Maria Teresa brought attention to UNICEF’s work, especially in the field of HIV/AIDS, which the Grand Duchess works tirelessly for. She made an emphasis of that in her speech.
“Although so much has been done, it is essential to remain focused on the challenges ahead: one of them is the HIV pandemic as unfortunately the numbers are not decreasing.
“According to UNAIDS most recent report 2007, an estimated 33 million people are living with HIV. During that same year, 2.7 million new HIV infections were recorded.
“Although people from all walks of life are affected, HIV/AIDS is hitting hard at the most vulnerable sections of our society: it is the poor, the illiterate, the marginalized, especially women and children who bear most of the burden of the HIV pandemic. Mothers and children are being ‘infected’ or ‘affected’ by the AIDS virus in greater and greater numbers, every single day. Their situation is dramatic as a mother with HIV will not give up the responsibility of caring for her children easily.”
Maria Teresa talked about her role as UNICEF’s Eminent Advocate for Children in 2007, in which she chose to focus on the HIV/AIDS pandemic and child soldiers. She explained how the two coincide.

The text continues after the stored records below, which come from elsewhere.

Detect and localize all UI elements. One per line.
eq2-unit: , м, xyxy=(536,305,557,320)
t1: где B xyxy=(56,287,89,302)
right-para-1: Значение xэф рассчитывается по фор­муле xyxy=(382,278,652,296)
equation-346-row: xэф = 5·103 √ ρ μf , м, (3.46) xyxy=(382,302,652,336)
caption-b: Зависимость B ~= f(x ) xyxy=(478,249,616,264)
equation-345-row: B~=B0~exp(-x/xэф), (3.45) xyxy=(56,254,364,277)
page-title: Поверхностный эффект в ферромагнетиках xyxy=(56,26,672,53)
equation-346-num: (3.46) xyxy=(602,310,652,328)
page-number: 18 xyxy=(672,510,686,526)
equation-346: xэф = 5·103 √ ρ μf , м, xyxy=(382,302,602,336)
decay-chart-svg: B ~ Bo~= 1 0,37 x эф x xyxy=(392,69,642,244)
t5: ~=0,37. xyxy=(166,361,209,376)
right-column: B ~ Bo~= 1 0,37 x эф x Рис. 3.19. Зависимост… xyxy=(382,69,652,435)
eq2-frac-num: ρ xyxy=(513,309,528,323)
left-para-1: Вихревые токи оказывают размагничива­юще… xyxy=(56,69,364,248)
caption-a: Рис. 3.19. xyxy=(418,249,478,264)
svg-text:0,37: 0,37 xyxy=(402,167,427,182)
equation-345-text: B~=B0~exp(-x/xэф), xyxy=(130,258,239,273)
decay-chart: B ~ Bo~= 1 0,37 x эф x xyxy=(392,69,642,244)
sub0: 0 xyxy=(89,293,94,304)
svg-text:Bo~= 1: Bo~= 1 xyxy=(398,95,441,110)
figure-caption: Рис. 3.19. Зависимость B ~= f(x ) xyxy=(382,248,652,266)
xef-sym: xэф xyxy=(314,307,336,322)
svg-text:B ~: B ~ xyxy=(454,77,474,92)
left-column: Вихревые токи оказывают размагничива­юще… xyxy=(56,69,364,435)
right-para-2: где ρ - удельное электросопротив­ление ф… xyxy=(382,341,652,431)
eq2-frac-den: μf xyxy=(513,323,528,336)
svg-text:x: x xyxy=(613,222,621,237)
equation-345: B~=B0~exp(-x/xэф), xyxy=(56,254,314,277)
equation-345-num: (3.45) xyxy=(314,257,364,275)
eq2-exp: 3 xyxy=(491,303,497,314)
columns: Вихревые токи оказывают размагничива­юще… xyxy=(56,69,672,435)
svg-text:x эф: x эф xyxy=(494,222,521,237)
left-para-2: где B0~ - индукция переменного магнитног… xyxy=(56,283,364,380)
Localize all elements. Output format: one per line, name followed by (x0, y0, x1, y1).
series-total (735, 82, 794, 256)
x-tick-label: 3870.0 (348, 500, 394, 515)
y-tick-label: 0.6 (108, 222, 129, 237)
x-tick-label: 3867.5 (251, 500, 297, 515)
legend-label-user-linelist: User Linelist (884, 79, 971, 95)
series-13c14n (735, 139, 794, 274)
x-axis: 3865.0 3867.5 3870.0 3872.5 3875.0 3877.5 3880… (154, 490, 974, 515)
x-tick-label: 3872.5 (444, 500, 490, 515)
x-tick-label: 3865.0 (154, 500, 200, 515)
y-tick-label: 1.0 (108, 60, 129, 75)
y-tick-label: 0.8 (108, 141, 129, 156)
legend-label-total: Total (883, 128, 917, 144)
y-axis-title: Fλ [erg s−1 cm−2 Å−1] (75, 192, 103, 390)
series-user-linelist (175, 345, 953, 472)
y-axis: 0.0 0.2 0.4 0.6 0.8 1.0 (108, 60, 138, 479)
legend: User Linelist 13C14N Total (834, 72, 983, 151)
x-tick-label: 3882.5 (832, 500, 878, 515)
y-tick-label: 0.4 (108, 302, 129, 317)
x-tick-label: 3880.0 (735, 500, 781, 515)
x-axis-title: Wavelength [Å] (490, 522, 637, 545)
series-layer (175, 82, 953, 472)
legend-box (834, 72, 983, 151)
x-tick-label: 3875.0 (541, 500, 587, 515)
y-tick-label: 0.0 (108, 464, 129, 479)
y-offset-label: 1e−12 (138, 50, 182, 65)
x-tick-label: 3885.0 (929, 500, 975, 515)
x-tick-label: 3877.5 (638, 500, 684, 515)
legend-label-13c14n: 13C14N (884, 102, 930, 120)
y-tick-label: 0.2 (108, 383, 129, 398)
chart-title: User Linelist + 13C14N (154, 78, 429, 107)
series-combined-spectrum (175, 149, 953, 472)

“We all have to protect these children, as they are easy preys and victims of child abuse and exploitation through the horror of prostitution, children hard labor, enrolment into guerilla armies as child soldiers, where all too often the girls enrolled are used as sex-slaves.
“So what can we do?
“UNICEF is working with communities that provide an environment where children and their families are supported and protected, and where their rights are respected. It is my firm belief that without this community involvement there is little prospect that the programs can produce any tangible results. Strengthened social protection is needed to ensure that those affected by HIV can access services. Social welfare ministries, who are often mandated to provide support to children and families, have inadequate human, financial, and institutional capacity and also limited influence over government priorities and budgets, especially at local levels.”
Following her speech, the Grand Duchess attended the Castle Vianden official dinner for the 54th Annual Meeting of National Committees for UNICEF.